The Castle on the Hill

Courtesy of the Historic American Buildings Survey

It can be hard to tell when a photographer had a sense of humor and when they just got lucky. Here’s a fun picture of the Hyattsville Armory from the National Park Service’s Historic American Buildings Survey.

Built in 1918, the building nicknamed “the Castle on the Hill” is supposedly patterned after the style of Windsor Castle, and, on the day the photographer visited, was advertising a performance of one of the great castle-based plays of English literature, “Hamlet.”

Of course, Hamlet was Danish, not English, and his castle would have looked nothing like the Armory. (In reality, it was called Kronborg in the city of Helsingør, and was more of a glorified toll booth for ships heading into the Baltic.) Still, the interior of the Armory would have been a great setting to watch a group of players “speak the speech.”

All this begs the question of when the photograph was taken. The National Park Service helpfully tells us only that it was taken sometime “after 1933.” But the credit goes to noted photographer Jack E. Boucher, who became the chief photographer for the historic survey in 1963 and worked for decades.

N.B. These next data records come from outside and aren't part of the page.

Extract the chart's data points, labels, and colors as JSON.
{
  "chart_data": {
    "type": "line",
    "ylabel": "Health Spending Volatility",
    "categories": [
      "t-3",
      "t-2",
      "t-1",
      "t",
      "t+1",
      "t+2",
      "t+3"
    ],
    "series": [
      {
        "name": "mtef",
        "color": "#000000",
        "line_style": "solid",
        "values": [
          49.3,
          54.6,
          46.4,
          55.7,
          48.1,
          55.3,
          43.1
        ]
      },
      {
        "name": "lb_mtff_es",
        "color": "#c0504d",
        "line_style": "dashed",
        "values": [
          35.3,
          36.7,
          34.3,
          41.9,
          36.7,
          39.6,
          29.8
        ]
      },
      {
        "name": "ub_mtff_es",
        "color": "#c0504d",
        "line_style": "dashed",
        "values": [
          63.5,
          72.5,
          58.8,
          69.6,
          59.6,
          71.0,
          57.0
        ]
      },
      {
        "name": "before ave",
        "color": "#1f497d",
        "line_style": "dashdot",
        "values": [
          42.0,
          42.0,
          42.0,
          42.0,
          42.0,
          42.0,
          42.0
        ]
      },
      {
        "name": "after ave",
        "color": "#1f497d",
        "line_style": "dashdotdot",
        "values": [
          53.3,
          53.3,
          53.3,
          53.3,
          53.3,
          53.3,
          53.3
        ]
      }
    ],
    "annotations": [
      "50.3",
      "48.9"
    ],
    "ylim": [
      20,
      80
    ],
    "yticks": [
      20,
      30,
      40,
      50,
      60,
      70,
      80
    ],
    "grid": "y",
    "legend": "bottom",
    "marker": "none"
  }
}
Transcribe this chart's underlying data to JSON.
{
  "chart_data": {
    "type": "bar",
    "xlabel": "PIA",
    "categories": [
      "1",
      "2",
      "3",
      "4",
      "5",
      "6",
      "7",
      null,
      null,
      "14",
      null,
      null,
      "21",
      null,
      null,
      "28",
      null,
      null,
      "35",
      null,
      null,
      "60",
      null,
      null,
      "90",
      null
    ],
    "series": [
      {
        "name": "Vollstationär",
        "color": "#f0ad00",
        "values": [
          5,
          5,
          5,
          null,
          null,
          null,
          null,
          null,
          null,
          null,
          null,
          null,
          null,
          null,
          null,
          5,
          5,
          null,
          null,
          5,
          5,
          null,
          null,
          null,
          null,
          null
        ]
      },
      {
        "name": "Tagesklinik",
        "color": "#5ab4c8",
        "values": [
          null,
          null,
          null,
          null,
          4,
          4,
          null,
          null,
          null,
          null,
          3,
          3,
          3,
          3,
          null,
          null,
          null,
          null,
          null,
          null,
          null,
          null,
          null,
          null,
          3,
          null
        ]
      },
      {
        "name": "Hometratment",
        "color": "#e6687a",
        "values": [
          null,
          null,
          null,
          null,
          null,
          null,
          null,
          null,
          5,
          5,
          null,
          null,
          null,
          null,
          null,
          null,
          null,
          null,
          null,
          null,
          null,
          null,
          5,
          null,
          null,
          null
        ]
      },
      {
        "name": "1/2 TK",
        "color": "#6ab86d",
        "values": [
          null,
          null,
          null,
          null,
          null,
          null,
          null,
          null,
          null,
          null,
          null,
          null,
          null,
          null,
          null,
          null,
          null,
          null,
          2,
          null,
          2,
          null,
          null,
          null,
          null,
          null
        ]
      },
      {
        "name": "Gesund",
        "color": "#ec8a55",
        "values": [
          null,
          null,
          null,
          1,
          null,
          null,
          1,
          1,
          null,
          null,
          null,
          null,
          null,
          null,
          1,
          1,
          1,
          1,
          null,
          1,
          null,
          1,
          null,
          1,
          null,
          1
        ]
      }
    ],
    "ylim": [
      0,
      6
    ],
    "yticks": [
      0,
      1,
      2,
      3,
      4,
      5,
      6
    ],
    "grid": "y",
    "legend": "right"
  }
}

A closer look at the large-format version reveals a couple of modern-looking vans and plastic chairs and a stylized “W” logo on the doors to the first floor. My best guess is that was the entrance to the Windsor, a French restaurant that occupied the building in the late 1980s. (After two years, it was renamed The Castle Restaurant and reopened with a focus on American cuisine in 1989 — “Hyattsville wasn’t ready for classic French cooking,” noted a Washington Times reviewer.)

Long story short: An American castle built on an English design with French food and an English play about a Danish prince, sometime in the 1980s. So, mystery solved, at least partially. But one question remains: What’s with that giant bird on the turret?

Update: Alert reader JC figured out where the captions were online. They say the photo was taken on April 18, 1990.